Felix Klein, when discussing how the popularity of areas in mathematics rises and falls, mentions that in his youth Abelian functions were at the summit of mathematics, and that later on their popularity plummeted. I could hardly find anything on the net on Abelian functions and Wikipedia thinks that they are barely worth mentioning. What did the 19th century theory of these functions consist of, and why was it so important?

For a really detailed answer to your question, see The Legacy of Niels Henrik Abel, edited by O.A. Laudal and R. Piene (Springer 2004). In particular, there is a long introductory article by Christian Houzel, most of which can be viewed here. Addendum. The complete article "The Work of Niels Henrik Abel" by Christian Houzel may be found here. 

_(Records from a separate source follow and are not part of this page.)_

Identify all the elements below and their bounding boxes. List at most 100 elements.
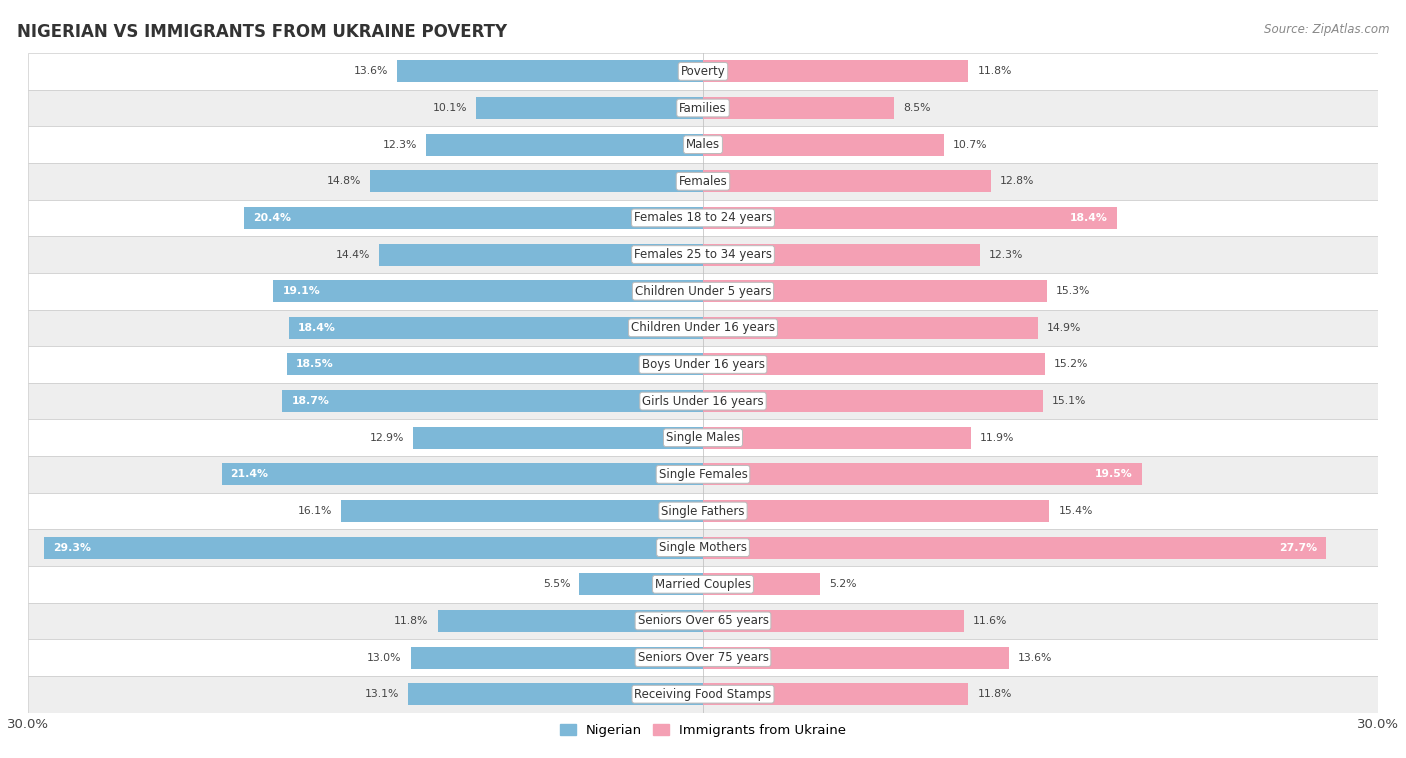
Text: Males: Males [686, 138, 720, 151]
Text: 12.3%: 12.3% [382, 139, 418, 149]
Bar [222, 463, 703, 485]
Text: 18.7%: 18.7% [291, 396, 329, 406]
Bar [28, 566, 1378, 603]
Text: 15.1%: 15.1% [1052, 396, 1085, 406]
Bar [703, 353, 1045, 375]
Text: 5.5%: 5.5% [543, 579, 571, 589]
Text: Females 18 to 24 years: Females 18 to 24 years [634, 211, 772, 224]
Text: 29.3%: 29.3% [53, 543, 91, 553]
Bar [703, 243, 980, 265]
Bar [245, 207, 703, 229]
Bar [287, 353, 703, 375]
Text: Families: Families [679, 102, 727, 114]
Bar [44, 537, 703, 559]
Text: 11.8%: 11.8% [977, 689, 1012, 699]
Bar [703, 171, 991, 193]
Text: 13.0%: 13.0% [367, 653, 402, 662]
Bar [28, 53, 1378, 89]
Text: 18.5%: 18.5% [295, 359, 333, 369]
Text: 19.5%: 19.5% [1095, 469, 1133, 479]
Text: 11.8%: 11.8% [977, 67, 1012, 77]
Bar [703, 61, 969, 83]
Bar [579, 573, 703, 595]
Bar [28, 493, 1378, 529]
Bar [411, 647, 703, 669]
Text: 27.7%: 27.7% [1279, 543, 1317, 553]
Bar [28, 639, 1378, 676]
Bar [28, 456, 1378, 493]
Bar [28, 529, 1378, 566]
Bar [703, 317, 1038, 339]
Text: 18.4%: 18.4% [298, 323, 336, 333]
Bar [28, 127, 1378, 163]
Text: 19.1%: 19.1% [283, 287, 321, 296]
Text: 12.8%: 12.8% [1000, 177, 1035, 186]
Text: 13.6%: 13.6% [354, 67, 388, 77]
Text: 15.3%: 15.3% [1056, 287, 1091, 296]
Text: 14.8%: 14.8% [326, 177, 361, 186]
Bar [28, 603, 1378, 639]
Text: 5.2%: 5.2% [830, 579, 856, 589]
Bar [703, 427, 970, 449]
Text: Source: ZipAtlas.com: Source: ZipAtlas.com [1264, 23, 1389, 36]
Text: 15.4%: 15.4% [1059, 506, 1092, 516]
Bar [703, 573, 820, 595]
Bar [703, 133, 943, 155]
Bar [396, 61, 703, 83]
Text: 11.9%: 11.9% [980, 433, 1014, 443]
Text: 18.4%: 18.4% [1070, 213, 1108, 223]
Text: Children Under 5 years: Children Under 5 years [634, 285, 772, 298]
Bar [703, 610, 965, 632]
Text: 16.1%: 16.1% [298, 506, 332, 516]
Bar [28, 199, 1378, 236]
Text: Married Couples: Married Couples [655, 578, 751, 590]
Bar [340, 500, 703, 522]
Text: Seniors Over 75 years: Seniors Over 75 years [637, 651, 769, 664]
Bar [703, 207, 1116, 229]
Bar [290, 317, 703, 339]
Text: NIGERIAN VS IMMIGRANTS FROM UKRAINE POVERTY: NIGERIAN VS IMMIGRANTS FROM UKRAINE POVE… [17, 23, 508, 41]
Bar [703, 537, 1326, 559]
Text: Children Under 16 years: Children Under 16 years [631, 321, 775, 334]
Text: 14.9%: 14.9% [1047, 323, 1081, 333]
Bar [703, 647, 1010, 669]
Text: Single Males: Single Males [666, 431, 740, 444]
Bar [28, 309, 1378, 346]
Text: 11.6%: 11.6% [973, 616, 1007, 626]
Bar [283, 390, 703, 412]
Text: 13.6%: 13.6% [1018, 653, 1052, 662]
Text: 11.8%: 11.8% [394, 616, 429, 626]
Bar [28, 676, 1378, 713]
Text: 20.4%: 20.4% [253, 213, 291, 223]
Bar [426, 133, 703, 155]
Bar [28, 419, 1378, 456]
Bar [437, 610, 703, 632]
Text: 15.2%: 15.2% [1054, 359, 1088, 369]
Text: Boys Under 16 years: Boys Under 16 years [641, 358, 765, 371]
Bar [28, 236, 1378, 273]
Bar [28, 89, 1378, 127]
Bar [273, 280, 703, 302]
Legend: Nigerian, Immigrants from Ukraine: Nigerian, Immigrants from Ukraine [554, 719, 852, 742]
Bar [28, 346, 1378, 383]
Bar [703, 390, 1043, 412]
Bar [703, 280, 1047, 302]
Bar [28, 163, 1378, 199]
Bar [28, 273, 1378, 309]
Text: Seniors Over 65 years: Seniors Over 65 years [637, 615, 769, 628]
Text: Females 25 to 34 years: Females 25 to 34 years [634, 248, 772, 261]
Bar [28, 383, 1378, 419]
Bar [703, 683, 969, 705]
Bar [413, 427, 703, 449]
Text: Single Mothers: Single Mothers [659, 541, 747, 554]
Text: Single Females: Single Females [658, 468, 748, 481]
Text: 10.1%: 10.1% [432, 103, 467, 113]
Bar [475, 97, 703, 119]
Text: 10.7%: 10.7% [953, 139, 987, 149]
Text: Receiving Food Stamps: Receiving Food Stamps [634, 688, 772, 700]
Bar [703, 500, 1049, 522]
Text: Females: Females [679, 175, 727, 188]
Bar [703, 463, 1142, 485]
Text: Poverty: Poverty [681, 65, 725, 78]
Text: 14.4%: 14.4% [336, 249, 370, 259]
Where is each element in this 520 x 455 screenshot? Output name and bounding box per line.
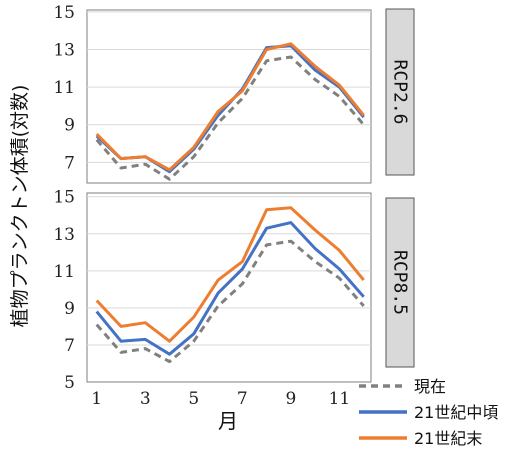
strip-box <box>385 197 415 368</box>
y-axis-label: 植物プランクトン体積(対数) <box>9 85 31 328</box>
series-line-0 <box>95 55 365 181</box>
x-tick-label: 11 <box>329 389 351 409</box>
y-tick-label: 13 <box>53 225 75 245</box>
y-tick-label: 9 <box>64 299 75 319</box>
series-line-1 <box>95 221 365 356</box>
panel-1: 5 7 9 11 13 15 RCP8.5 <box>53 188 415 393</box>
y-tick-label: 15 <box>53 188 75 208</box>
strip-label: RCP8.5 <box>390 250 411 315</box>
y-tick-label: 7 <box>64 336 75 356</box>
legend: 現在 21世紀中頃 21世紀末 <box>359 377 498 448</box>
y-tick-label: 13 <box>53 40 75 60</box>
y-tick-label: 11 <box>53 78 75 98</box>
y-tick-label: 9 <box>64 116 75 136</box>
y-tick-label: 7 <box>64 153 75 173</box>
x-tick-label: 3 <box>140 389 151 409</box>
y-tick-label: 15 <box>53 3 75 23</box>
strip-box <box>385 8 415 176</box>
strip-label: RCP2.6 <box>390 59 411 124</box>
x-tick-label: 9 <box>285 389 296 409</box>
y-tick-label: 11 <box>53 262 75 282</box>
panel-0: 7 9 11 13 15 RCP2.6 <box>53 3 415 184</box>
series-line-0 <box>95 239 365 364</box>
series-line-2 <box>95 42 365 172</box>
x-tick-label: 1 <box>91 389 102 409</box>
legend-label-0: 現在 <box>414 377 446 396</box>
legend-label-2: 21世紀末 <box>414 429 482 448</box>
x-axis-label: 月 <box>218 409 238 433</box>
series-line-2 <box>95 206 365 343</box>
legend-label-1: 21世紀中頃 <box>414 403 498 422</box>
panel-frame <box>86 9 372 184</box>
panel-frame <box>86 192 372 383</box>
x-tick-label: 7 <box>237 389 248 409</box>
y-tick-label: 5 <box>64 373 75 393</box>
x-tick-label: 5 <box>188 389 199 409</box>
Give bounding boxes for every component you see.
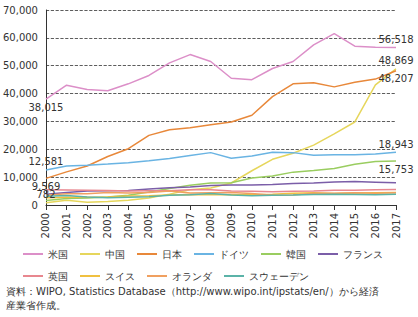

Recall C. L. Siegel's rant, about the modern theory of abelian functions not having any functions in it. From a point of view that would have made sense to Weierstrass, mathematics has "addition theorems", such as one first meets for sin and cos. One achievement of the 19th century was to classify these addition theorems, in "several variables" (which were of course complex variables for those guys), which were "algebraic". Scare quotes not too serious: this is one origin of today's theory of algebraic groups. To a first approximation, the theory of projective algebraic groups is the theory of abelian functions. Riemann had in fact written down enough theta functions so that abelian functions could be expressed in terms of their quotients. This was all a big and muchsought general framework extending the elliptic functions. The reason to do that was that, for example, indefinite integrals of square roots of cubics and quartics should have their excellent theory extended to quintics and beyond. It turns out that abelian functions in at least two variables is not quite the formulafest that the theory of elliptic functions is. Not for want of trying. We have the conceptual and geometric framework in the theory of abelian varieties. There are distinguished mathematicians who will tell you not to write down explicit functions. There is plenty of work, though, for example stimulated by soliton theory, explicit computation on curves of small genus, and so on.